Brendan Banfield was found guilty in the aggravated murder of Christine Banfield and Joseph Ryan.
What we know:
Attorneys delivered closing arguments to a packed courthouse Friday.
Prosecutors told jurors Brendan Banfield killed his wife Christine Banfield and Joe Ryan, a stranger who he lured to their home to set up as a fall guy using a ruse of a fetish-driven sexual encounter with Christine.
They again said Brendan wanted to leave his wife for their au pair, Julianna Magalaes, with whom he was having an affair with. Prosecutors told the jurors to not only believe Magalaes, who took a plea deal and became the prosecutor's star witness, but to look at the digital data, blood smear forensics and other evidence.
The other side:
Banfield’s attorney, John Carroll, reiterated what Banfield said himself when he took the stand, that he’s innocent.
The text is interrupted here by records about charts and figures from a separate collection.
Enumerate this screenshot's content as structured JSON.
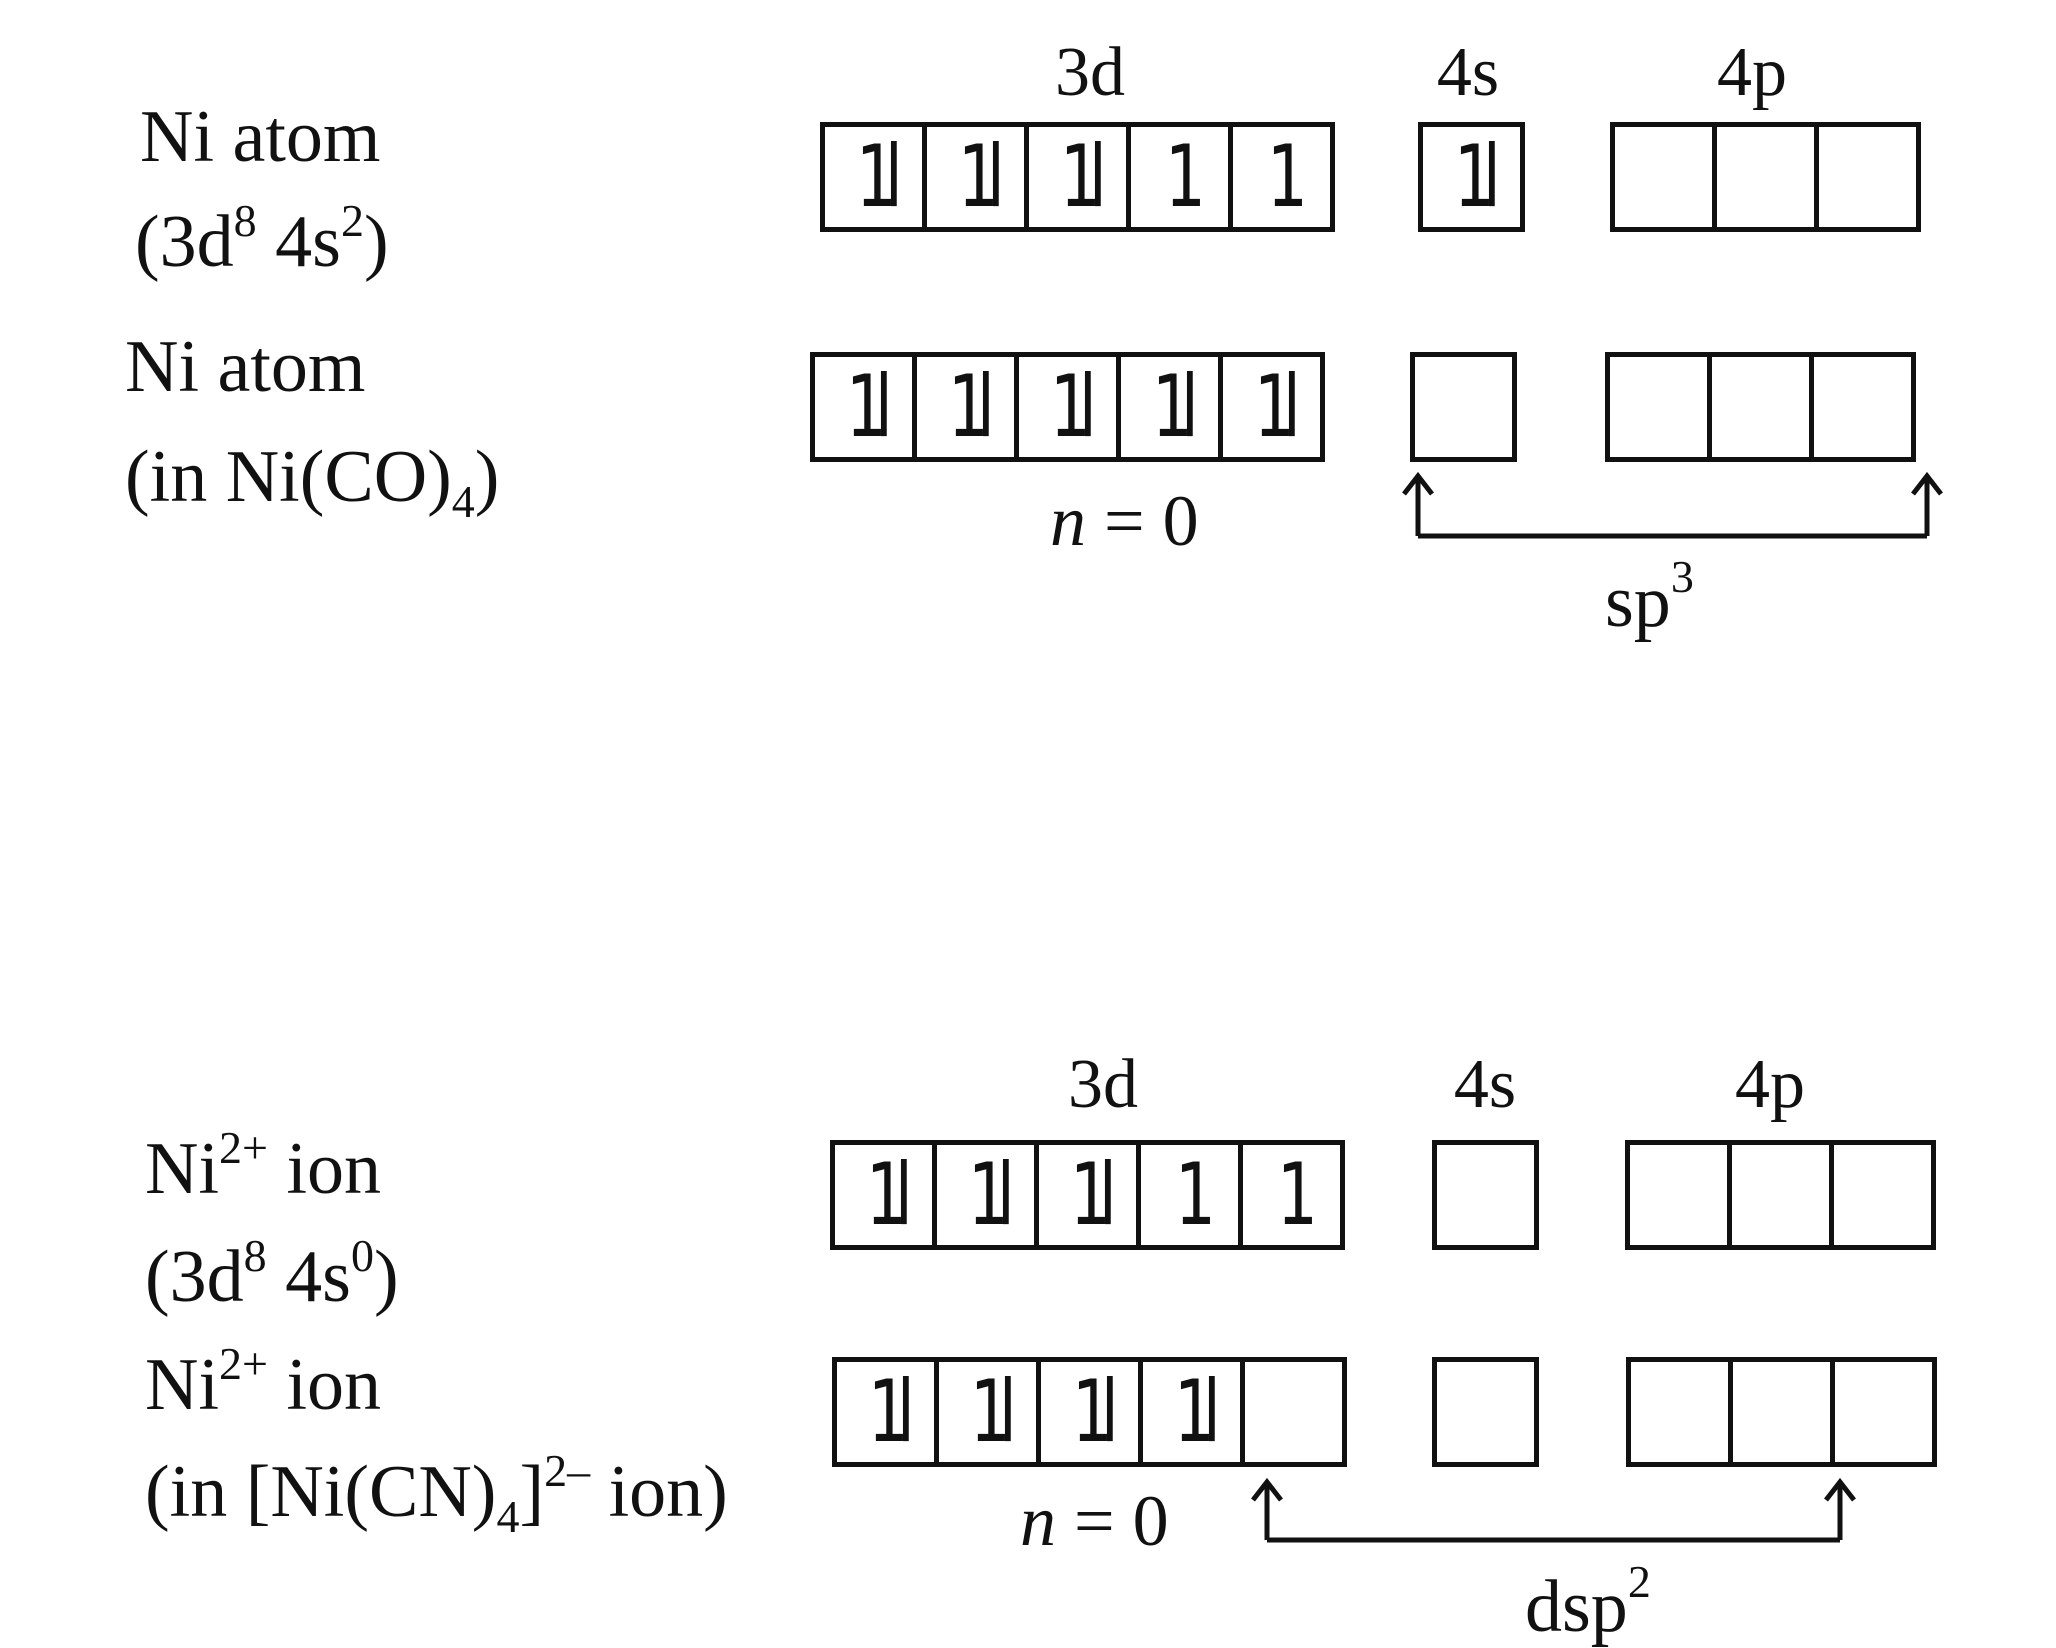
{
  "orbital_headers": [
    "3d",
    "4s",
    "4p"
  ],
  "electron_glyphs": {
    "pair": "1l",
    "single": "1"
  },
  "arrow_glyph": "↑",
  "diagrams": [
    {
      "label_line1": {
        "base": "Ni atom"
      },
      "label_line2": {
        "pre": "(3d",
        "sup1": "8",
        "mid": " 4s",
        "sup2": "2",
        "post": ")"
      },
      "3d": [
        "pair",
        "pair",
        "pair",
        "single",
        "single"
      ],
      "4s": [
        "pair"
      ],
      "4p": [
        "",
        "",
        ""
      ]
    },
    {
      "label_line1": {
        "base": "Ni atom"
      },
      "label_line2": {
        "pre": "(in Ni(CO)",
        "sub": "4",
        "post": ")"
      },
      "3d": [
        "pair",
        "pair",
        "pair",
        "pair",
        "pair"
      ],
      "4s": [
        ""
      ],
      "4p": [
        "",
        "",
        ""
      ],
      "n_label": {
        "var": "n",
        "rest": " = 0"
      },
      "hybridization": {
        "base": "sp",
        "sup": "3"
      }
    },
    {
      "label_line1": {
        "base": "Ni",
        "sup": "2+",
        "post": " ion"
      },
      "label_line2": {
        "pre": "(3d",
        "sup1": "8",
        "mid": " 4s",
        "sup2": "0",
        "post": ")"
      },
      "3d": [
        "pair",
        "pair",
        "pair",
        "single",
        "single"
      ],
      "4s": [
        ""
      ],
      "4p": [
        "",
        "",
        ""
      ]
    },
    {
      "label_line1": {
        "base": "Ni",
        "sup": "2+",
        "post": " ion"
      },
      "label_line2": {
        "pre": "(in [Ni(CN)",
        "sub": "4",
        "mid": "]",
        "sup": "2–",
        "post": " ion)"
      },
      "3d": [
        "pair",
        "pair",
        "pair",
        "pair",
        ""
      ],
      "4s": [
        ""
      ],
      "4p": [
        "",
        "",
        ""
      ],
      "n_label": {
        "var": "n",
        "rest": " = 0"
      },
      "hybridization": {
        "base": "dsp",
        "sup": "2"
      }
    }
  ]
}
Banfield, he said, shot Joe Ryan in self-defense after he came home to find him stabbing Christine.
Carroll tried to poke holes in the commonwealth’s argument, saying Magalaes' story was bought and paid for— pointing to the fact she’d met with television producers about a documentary.
He told jurors certain evidence wasn’t tested for DNA, and that prosecutors rushed to judgment, ignoring or even manipulating evidence to fit their decided-upon narrative.